Fly_To_Fit Franchise · 2024 FDDAnswer from 2024 FDD Document
- 16.1 Indemnity. Franchisee shall indemnify and defend (with counsel reasonably acceptable to Fly To Fit Franchise) Fly To Fit Franchise, its parent entities, subsidiaries and affiliates, and their respective owners, directors, officers, employees, agents, successors and assignees (collectively, "Indemnitees") against all Losses in any Action by or against Fly To Fit Franchise and/or any Indemnitee directly or indirectly related to, or alleged to arise out of, the operation of the Business. Notwithstanding the foregoing, Franchisee shall not be obligated to indemnify an Indemnitee from Actions arising as a result of any Indemnitee's intentional misconduct or negligence. Any delay or failure by an Indemnitee to notify Franchisee of an Action shall not relieve Franchisee of its indemnity obligation except to the extent (if any) that such delay or failure materially prejudices Franchisee. Franchisee shall not settle an Action without the consent of the Indemnitee. This indemnity will continue in effect after this Agreement ends.

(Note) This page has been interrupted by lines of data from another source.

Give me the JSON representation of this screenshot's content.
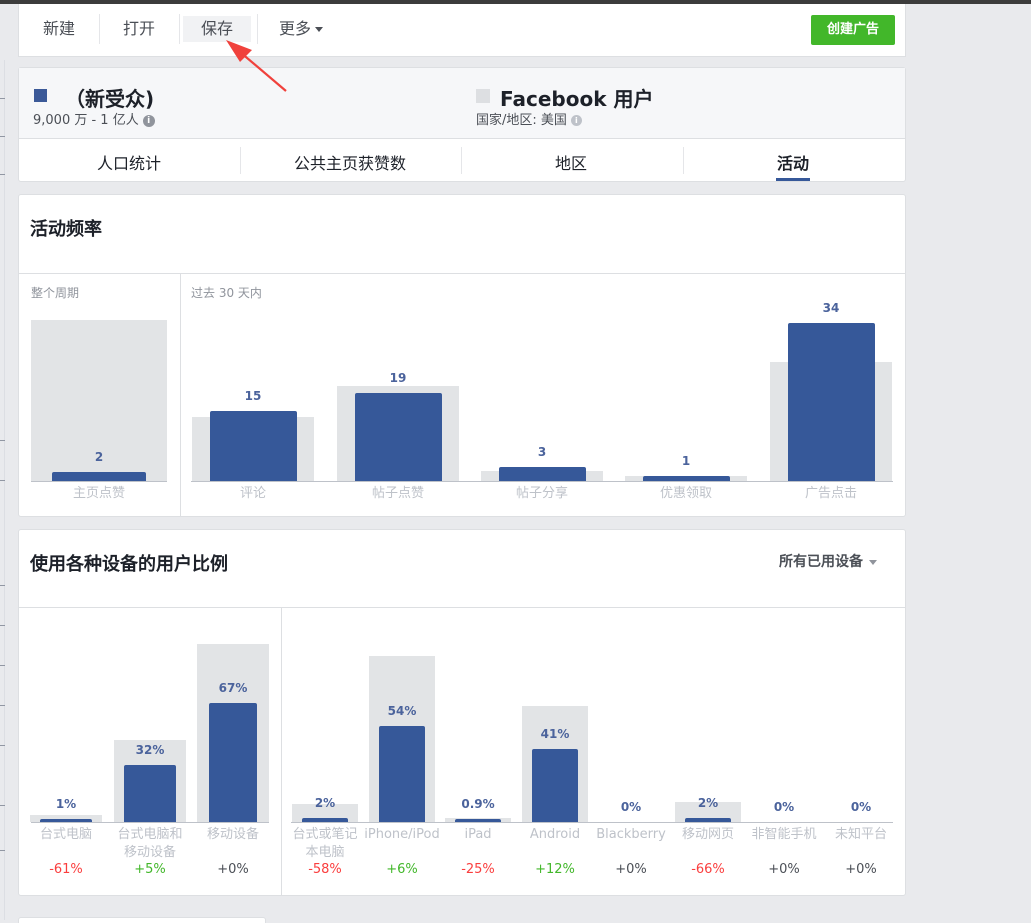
{
  "toolbar": {
    "new_label": "新建",
    "open_label": "打开",
    "save_label": "保存",
    "more_label": "更多",
    "create_ad_label": "创建广告",
    "create_ad_color": "#42b72a"
  },
  "audience": {
    "name": "（新受众)",
    "size": "9,000 万 - 1 亿人",
    "color": "#3b5998",
    "compare_name": "Facebook 用户",
    "compare_sub": "国家/地区:  美国",
    "compare_color": "#dddfe2",
    "tabs": [
      {
        "label": "人口统计",
        "active": false
      },
      {
        "label": "公共主页获赞数",
        "active": false
      },
      {
        "label": "地区",
        "active": false
      },
      {
        "label": "活动",
        "active": true
      }
    ]
  },
  "activity": {
    "title": "活动频率",
    "period_all": "整个周期",
    "period_30": "过去 30 天内"
  },
  "devices": {
    "title": "使用各种设备的用户比例",
    "dropdown_label": "所有已用设备"
  },
  "chart_data": [
    {
      "type": "bar",
      "title": "活动频率",
      "groups": [
        {
          "name": "整个周期",
          "categories": [
            "主页点赞"
          ],
          "series": [
            {
              "values": [
                2
              ],
              "color": "#365899"
            }
          ],
          "comparison_relative": [
            1.0
          ]
        },
        {
          "name": "过去 30 天内",
          "categories": [
            "评论",
            "帖子点赞",
            "帖子分享",
            "优惠领取",
            "广告点击"
          ],
          "series": [
            {
              "values": [
                15,
                19,
                3,
                1,
                34
              ],
              "color": "#365899"
            }
          ],
          "comparison_relative": [
            0.4,
            0.59,
            0.06,
            0.03,
            0.74
          ]
        }
      ]
    },
    {
      "type": "bar",
      "title": "使用各种设备的用户比例",
      "groups": [
        {
          "categories": [
            "台式电脑",
            "台式电脑和移动设备",
            "移动设备"
          ],
          "labels": [
            "1%",
            "32%",
            "67%"
          ],
          "series": [
            {
              "values": [
                1,
                32,
                67
              ],
              "color": "#365899"
            }
          ],
          "comparison_values": [
            4,
            46,
            100
          ],
          "differences": [
            "-61%",
            "+5%",
            "+0%"
          ]
        },
        {
          "categories": [
            "台式或笔记本电脑",
            "iPhone/iPod",
            "iPad",
            "Android",
            "Blackberry",
            "移动网页",
            "非智能手机",
            "未知平台"
          ],
          "labels": [
            "2%",
            "54%",
            "0.9%",
            "41%",
            "0%",
            "2%",
            "0%",
            "0%"
          ],
          "series": [
            {
              "values": [
                2,
                54,
                0.9,
                41,
                0,
                2,
                0,
                0
              ],
              "color": "#365899"
            }
          ],
          "comparison_values": [
            10,
            93,
            2,
            65,
            0,
            11,
            0,
            0
          ],
          "differences": [
            "-58%",
            "+6%",
            "-25%",
            "+12%",
            "+0%",
            "-66%",
            "+0%",
            "+0%"
          ]
        }
      ]
    }
  ],
  "colors": {
    "positive": "#42b72a",
    "negative": "#fa3e3e",
    "neutral": "#4b4f56",
    "bar": "#365899",
    "ghost_bar": "#dddfe2",
    "annotation_arrow": "#f0413c"
  }
}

Source: Item 22 — CONTRACTS (FDD page 44)
What This Means (2024 FDD)
According to Fly To Fit's 2024 Franchise Disclosure Document, the franchisee's obligation to indemnify Fly To Fit continues even after the franchise agreement ends. Specifically, the franchisee must indemnify and defend Fly To Fit, its parent entities, subsidiaries, affiliates, and their respective owners, directors, officers, employees, agents, successors, and assignees against all losses in any action related to the operation of the Fly To Fit business.
This means that even after the franchise agreement expires or is terminated, a former Fly To Fit franchisee could still be held responsible for financial losses resulting from lawsuits or other actions connected to their past operation of the business. This obligation extends to covering legal defense costs as well.

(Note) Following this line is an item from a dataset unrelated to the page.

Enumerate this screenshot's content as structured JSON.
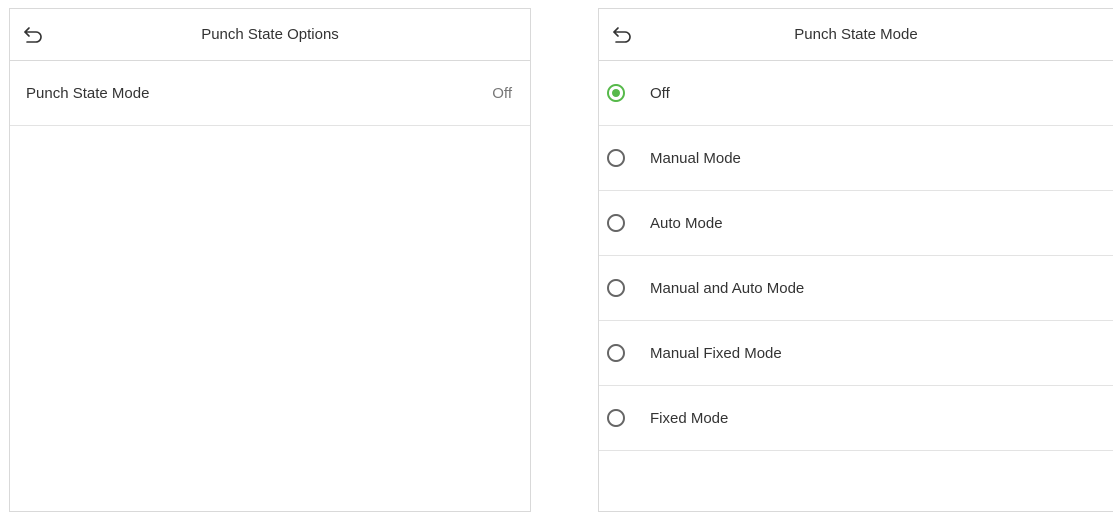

However, the franchisee is not required to indemnify Fly To Fit for actions arising from the intentional misconduct or negligence of Fly To Fit itself. Additionally, any delay or failure by Fly To Fit to notify the franchisee of an action will only relieve the franchisee of their indemnity obligation if the delay materially prejudices the franchisee. The franchisee cannot settle any action without the consent of Fly To Fit. This extended liability is a significant consideration for prospective franchisees, as it represents a long-term financial risk even after they are no longer operating the business.